A simple HTTP client for .NET applications that solves common problems usually not noticed by developers.
The native .NET HttpClient
is flexible and powerful and it's possible to extend its behavior in a number of ways.
However, it implements the IDisposable interface -- which is not a problem itself. This suggests
developers to use the using
structure in order to release resources after each HTTP request,
which in fact is a problem if you care about the performance of your application.
Some approaches to fix the bad use of HttpClient
can lead to other problems that I explain briefly
on the wiki. OneHttpClient package solves them all.
- Send HTTP requests to other services (of course)
- (De)Serialize JSON data with the two most used naming strategies:
camelCase
andsnake_case
- Act on a per-request basis (defaults never existed huh)
- All methods
async
- Wraps a single instance of HttpClient to be used across entire application
- Honors DNS changes
- Simplicity over fully-featured
- No need to bother about HttpMessageHandlers
- .NET Standard 2.0
To put it simple: Because it's easy. Easy to setup. Easy to use.
Every careful developer with good architecture knowledge will wrap dependencies within application's own interfaces, so it can be easily replaced with little maintenance effort. We can do it with loggers, serializers, authenticators, event hub providers, etc. It's a good practice.
Great, but how many times have you needed to replace some infrastructure component? Almost never, I bet. It's always a consequence of "What if one day I need to ...?" question. Usually you're right. Other times it's just too much, like in the case of HttpClient.

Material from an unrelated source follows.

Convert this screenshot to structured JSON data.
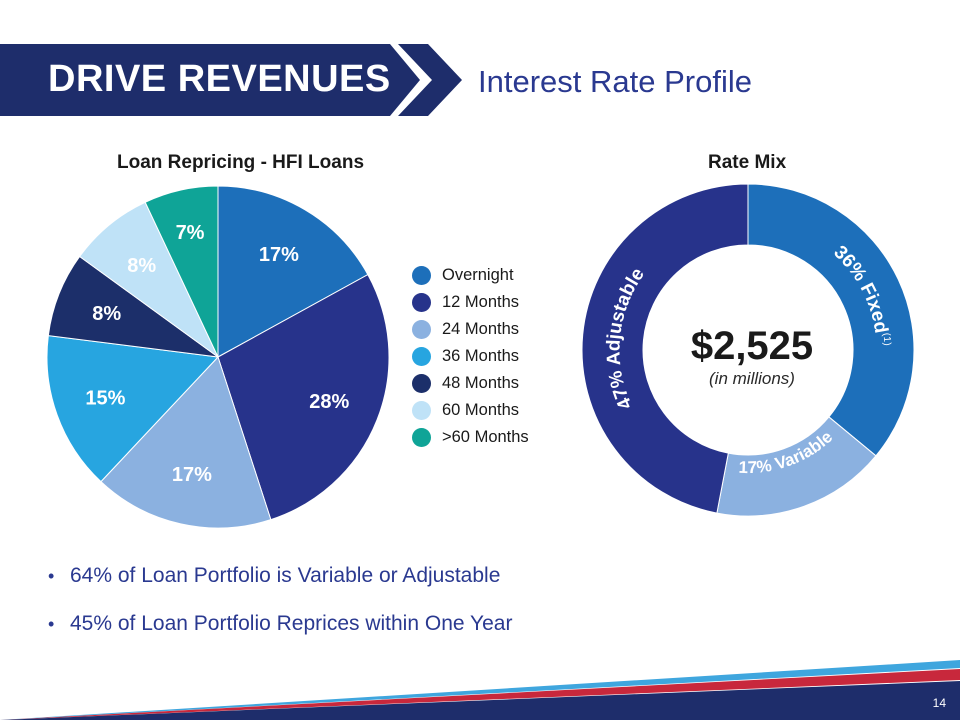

Most applications need to do basic HTTP requests, a bunch of them, all the time, and that's all. In the world of RESTful APIs that may be sufficient. So you could (and should) use OneHttpClient.
If you need complex scenarios like uploading multi-part content or accepting invalid certificates, then there's a lot of frameworks out there that may serve you better. From what I saw, they are very similar among them in the way to use.
The package is available at NuGet.org. Follow the installation instructions.
- Inject the service interface as a dependency of a class that will make HTTP requests.
- Call the service to make a request.
using OneHttpClient;
public class Authenticator
{
private IHttpService _http;
private string _url;
publlic Authenticator(IHttpService http, AuthenticatorSettings settings)
{
_http = http;
_url = $"{settings.BaseUrl}/authenticate";
}
public async Task<bool> AuthenticateAsync(AuthenticateRequest request)
{
var headers = new NameValueCollection();
try
{
headers.Add("Request-Id", Guid.NewGuid());
var response = await _http.PostAsync<AuthenticateResponse>(_url, request, headers);
if (response?.IsSuccessStatusCode == true)
{
// Process response
return true;
}
}
catch (Exception ex)
{
// Log error
}
return false;
}
}
In the example above the response body will be automatically deserialized to response.ResponseData
as an instance of AuthenticateResponse
and will also be available in response.ResponseBody
as a string. If the non-generic overload was used, the response body would only be available as a string and no deserialization would be attempted.
Do not serialize the request, OneHttpClient will do it for you.